The president is facing increasing pressure in Washington, where a special counsel is investigating how classified documents turned up in his home and a former office, and a Republican-controlled House is investigating everything from the administration’s immigration procedures at the U.S.-Mexico border to the overseas ties of the president’s son Hunter.
That’s made some top Democrats anxious to see Biden stay on the political offensive.
“The president is trying to solve the problems of the nation on infrastructure, on microchips, on gun safety, on health care, and I think he’s going to talk about doing that,” said Randi Weingarten, a DNC member and president of the American Federation of Teachers. “And then also compare (that) to the GOP, which seems to be on a revenge agenda.”
Biden’s speech comes the day before the DNC is set to approve an overhauled presidential primary calendar starting next year that would replace Iowa with South Carolina in the leadoff spot. New Hampshire and Nevada would go second, followed by Georgia and Michigan — a change the president has championed to ensure that voters of color have more influence deciding the party’s White House nominee.
The new calendar would be largely moot if Biden runs again, since party elders won’t want to oversee a drawn-out primary against him. The president is addressing the Democrats as the party has been solidly unified in its opposition to the new Republican-controlled House and with no major Democratic challenger thought to be preparing to run against him.
Biden’s expected announcement of a reelection campaign is still likely weeks away. But Biden’s advisers have been preparing for one for months, making staffing arrangements and readying lines of political attacks against Republicans seen as early presidential front-runners, including Trump, who launched his campaign in November, and Florida Gov. Ron DeSantis.
Alan Clendenin, a DNC member from Florida, said Biden has strengthened the economy, reestablished U.S. global standing and promoted inclusive values — the opposite of what Trump and DeSantis stand for.
“They predicted gloom and doom. He’s proved them all wrong,” said Clendenin, who kicked off a DNC Southern caucus meeting by noting that Florida has begun lagging behind other states in key policy areas and joking of its governor, “That’s what happened when you’re led by the devil.”
Biden repeatedly denounced “extreme MAGA Republicans” as a threat to the nation’s democracy in the runup to last fall’s midterm elections, when his party pulled off a stronger-than-expected showing. The president has since worked to portray today’s GOP as beholden as ever to Trump, saying at the New York fundraiser, “You’d think that what would happen is that there would be a little bit, as we Catholics say, (of) an epiphany.”
“Well, instead, it’s been the exact opposite,” Biden said. “They’ve just doubled down.”
The president will have a harder time campaigning on future legislative accomplishments now that the GOP controls the House. A coming fight over extending the nation’s legal debt ceiling may only harden partisan clashes.

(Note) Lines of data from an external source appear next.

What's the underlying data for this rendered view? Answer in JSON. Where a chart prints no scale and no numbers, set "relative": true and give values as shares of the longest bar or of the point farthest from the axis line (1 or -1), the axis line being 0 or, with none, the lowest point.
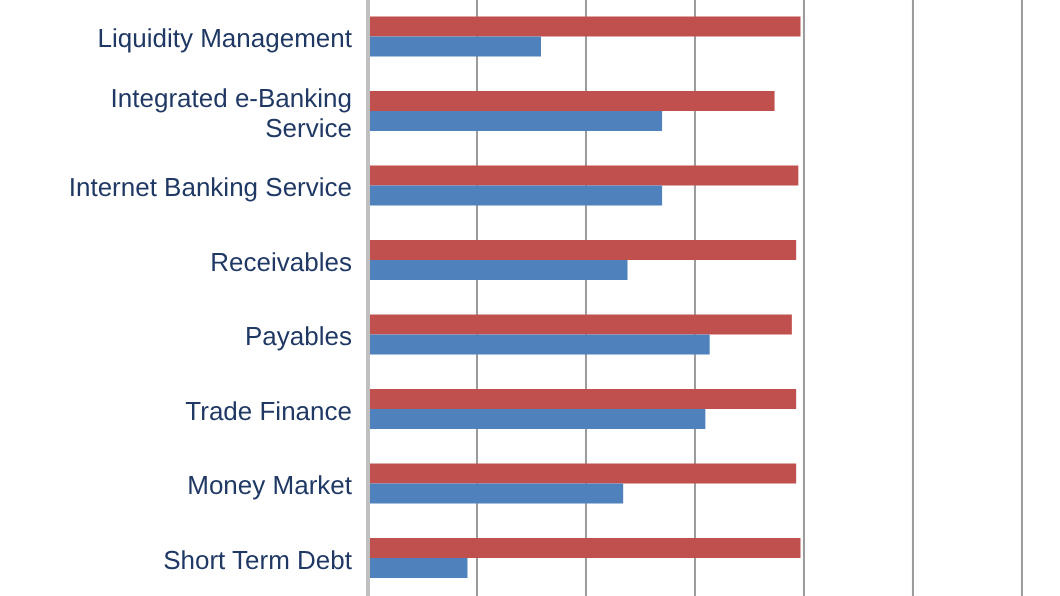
{
  "chart_data": {
    "type": "bar",
    "orientation": "horizontal",
    "relative": true,
    "grid": "x",
    "categories": [
      "Liquidity Management",
      "Integrated e-Banking Service",
      "Internet Banking Service",
      "Receivables",
      "Payables",
      "Trade Finance",
      "Money Market",
      "Short Term Debt"
    ],
    "series": [
      {
        "color": "#c0504d",
        "values": [
          1,
          0.94,
          0.995,
          0.99,
          0.98,
          0.99,
          0.99,
          1
        ]
      },
      {
        "color": "#4f81bd",
        "values": [
          0.4,
          0.68,
          0.68,
          0.6,
          0.79,
          0.78,
          0.59,
          0.23
        ]
      }
    ]
  }
}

Republican House Speaker Kevin McCarthy said he and the White House would continue talking about ways to avoid a debt limit crisis. But, referring to federal spending, McCarthy said, “The current path we’re on we cannot sustain.”
Biden has also suggested that simply bashing Republicans won’t be enough, noting that Democrats have seen their support among Americans without a college degree decline “because a lot of people think we left them behind.”
Weingarten, whose union represents 1.7 million members, said “there’s a lot of grievance in the country about the loss of good union jobs” but Biden had solidified pension funds, promoted union membership and helped reduce costs for low income families.
“Regardless of what has happened in the past,” she said “I would say that Joe Biden is a working person’s president.”